Insomma per dire che ciascuno di noi è
abile a fare qualcosa ma non lo è a fare qualcos’ altro.
Ebbene, le persone che si trovano ad avere
disabilità fisiche o mentali o caratteriali nondimeno hanno comunque altre
abilità.
Così durante l’ estate appena passata Siddharta
insieme ad altre barche ha ospitato “un po’ di tutto” (questo termine è assai
drastico e poco felice, ma non ne ho trovato uno migliore).
E’ bastata un po’ di pazienza reciproca
nel far riuscire a scavalcare le draglie ai più impediti nei movimenti, che
ogni persona imbarcata ha dimostrato sensibilità o capacità diverse.
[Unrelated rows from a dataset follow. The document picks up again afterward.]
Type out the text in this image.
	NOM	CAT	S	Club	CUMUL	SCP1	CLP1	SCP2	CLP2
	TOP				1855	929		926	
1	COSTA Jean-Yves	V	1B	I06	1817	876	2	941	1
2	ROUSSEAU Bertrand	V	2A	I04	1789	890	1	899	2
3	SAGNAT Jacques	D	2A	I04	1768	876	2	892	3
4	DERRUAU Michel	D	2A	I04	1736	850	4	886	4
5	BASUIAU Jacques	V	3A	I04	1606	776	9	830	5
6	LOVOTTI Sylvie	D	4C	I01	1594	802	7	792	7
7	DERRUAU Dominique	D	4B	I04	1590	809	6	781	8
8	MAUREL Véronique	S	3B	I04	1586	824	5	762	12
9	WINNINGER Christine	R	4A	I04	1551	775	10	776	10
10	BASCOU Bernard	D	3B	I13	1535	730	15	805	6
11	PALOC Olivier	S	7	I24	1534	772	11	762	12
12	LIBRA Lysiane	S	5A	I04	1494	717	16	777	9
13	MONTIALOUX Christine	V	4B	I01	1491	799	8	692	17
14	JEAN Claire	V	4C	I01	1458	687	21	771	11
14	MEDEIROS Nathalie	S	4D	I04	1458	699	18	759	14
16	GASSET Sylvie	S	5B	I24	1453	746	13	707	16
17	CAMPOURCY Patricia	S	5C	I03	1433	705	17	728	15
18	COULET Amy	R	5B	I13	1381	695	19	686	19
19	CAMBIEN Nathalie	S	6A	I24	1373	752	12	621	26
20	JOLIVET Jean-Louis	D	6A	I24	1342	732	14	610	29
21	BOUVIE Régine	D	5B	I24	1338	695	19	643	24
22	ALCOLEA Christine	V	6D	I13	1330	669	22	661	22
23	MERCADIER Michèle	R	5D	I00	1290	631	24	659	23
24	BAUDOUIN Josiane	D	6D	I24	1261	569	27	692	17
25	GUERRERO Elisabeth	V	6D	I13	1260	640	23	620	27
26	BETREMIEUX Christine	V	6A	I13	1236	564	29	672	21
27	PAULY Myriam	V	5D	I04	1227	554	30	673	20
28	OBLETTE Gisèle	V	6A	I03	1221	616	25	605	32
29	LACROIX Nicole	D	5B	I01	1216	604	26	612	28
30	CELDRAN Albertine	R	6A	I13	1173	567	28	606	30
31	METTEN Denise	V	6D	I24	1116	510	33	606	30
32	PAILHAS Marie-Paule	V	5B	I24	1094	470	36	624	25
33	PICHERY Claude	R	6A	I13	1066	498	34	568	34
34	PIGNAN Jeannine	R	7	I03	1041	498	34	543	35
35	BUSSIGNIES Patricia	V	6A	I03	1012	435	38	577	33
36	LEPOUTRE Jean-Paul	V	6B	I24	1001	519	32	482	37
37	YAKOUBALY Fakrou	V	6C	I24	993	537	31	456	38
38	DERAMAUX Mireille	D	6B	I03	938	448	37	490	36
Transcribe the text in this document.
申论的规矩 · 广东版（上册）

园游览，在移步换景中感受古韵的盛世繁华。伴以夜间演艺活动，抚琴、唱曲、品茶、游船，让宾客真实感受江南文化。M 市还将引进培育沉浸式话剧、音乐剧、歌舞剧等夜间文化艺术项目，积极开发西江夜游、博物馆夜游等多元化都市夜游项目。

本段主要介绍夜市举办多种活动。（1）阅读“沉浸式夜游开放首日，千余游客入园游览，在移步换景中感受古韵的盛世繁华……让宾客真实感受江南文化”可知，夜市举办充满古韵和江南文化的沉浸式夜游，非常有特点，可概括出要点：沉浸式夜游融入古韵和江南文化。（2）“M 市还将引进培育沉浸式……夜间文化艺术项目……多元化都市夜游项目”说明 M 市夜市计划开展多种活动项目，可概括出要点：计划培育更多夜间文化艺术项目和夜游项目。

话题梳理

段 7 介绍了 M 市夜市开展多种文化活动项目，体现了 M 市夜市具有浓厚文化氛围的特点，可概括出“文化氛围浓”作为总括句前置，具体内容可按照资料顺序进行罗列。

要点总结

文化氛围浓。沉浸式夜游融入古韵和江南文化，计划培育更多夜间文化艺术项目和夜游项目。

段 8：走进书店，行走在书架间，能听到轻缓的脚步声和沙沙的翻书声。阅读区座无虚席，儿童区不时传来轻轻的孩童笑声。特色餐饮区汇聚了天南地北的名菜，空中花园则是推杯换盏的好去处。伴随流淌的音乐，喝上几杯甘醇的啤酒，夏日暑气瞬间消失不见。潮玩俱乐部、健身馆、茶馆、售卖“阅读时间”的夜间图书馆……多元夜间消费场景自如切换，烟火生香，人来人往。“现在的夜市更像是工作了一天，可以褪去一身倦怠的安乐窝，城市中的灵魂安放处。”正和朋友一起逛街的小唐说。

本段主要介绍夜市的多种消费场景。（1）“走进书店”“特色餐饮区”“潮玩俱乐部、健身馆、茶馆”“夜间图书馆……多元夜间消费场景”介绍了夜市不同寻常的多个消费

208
Se uno non riusciva a serrare le mani,
però si interessava a tutto;
se uno non riusciva a piegare le
ginocchia, però sapeva riderne;
se uno non ci vedeva, però sapeva godere
dell’ aria sulla faccia;
se uno diceva sempre di no a qualsiasi
esperienza nuova, però alla fine saltava di gioia per averla provata.
Insomma tante piccole perle di “abilità di
vita” che abbiamo dimenticato di avere perché dopo qualche anno di vita ci
appaiono ovvie.
E che dire della soddisfazione delle accompagnatrici,
di quelle persone cioè che per qualche ora possono rilassarsi e dire: ”ma
quando ci capiterà un’ altra occasione così?”
Ora il Circolo Velico ha il calendario
delle prenotazioni pieno per tutta l’ estate prossima: si è sparsa la voce per
le varie associazioni del territorio e quindi benvenute sono le barche e gli
armatori che se la sentono di partecipare; più siamo e più persone riusciamo ad
accontentare.
Ricordiamoci che le darsene sono strapiene
di barche quasi sempre ferme.
Ricordiamoci che le barche ferme all’
ormeggio si deteriorano perché non fanno la cosa per la quale sono state
progettate e costruite: navigare.
Non importa come, dove e con chi.
Non importa se non parteciperanno alla
“Rolex Cup Fastnet”.
Non importa se non ormeggeranno mai a
Porto Cervo.
Credo siate d’ accordo con me sul fatto che non ci sia nulla di più triste ed inutile di un bene che, invece che realizzare i sogni, li fa rimanere tali.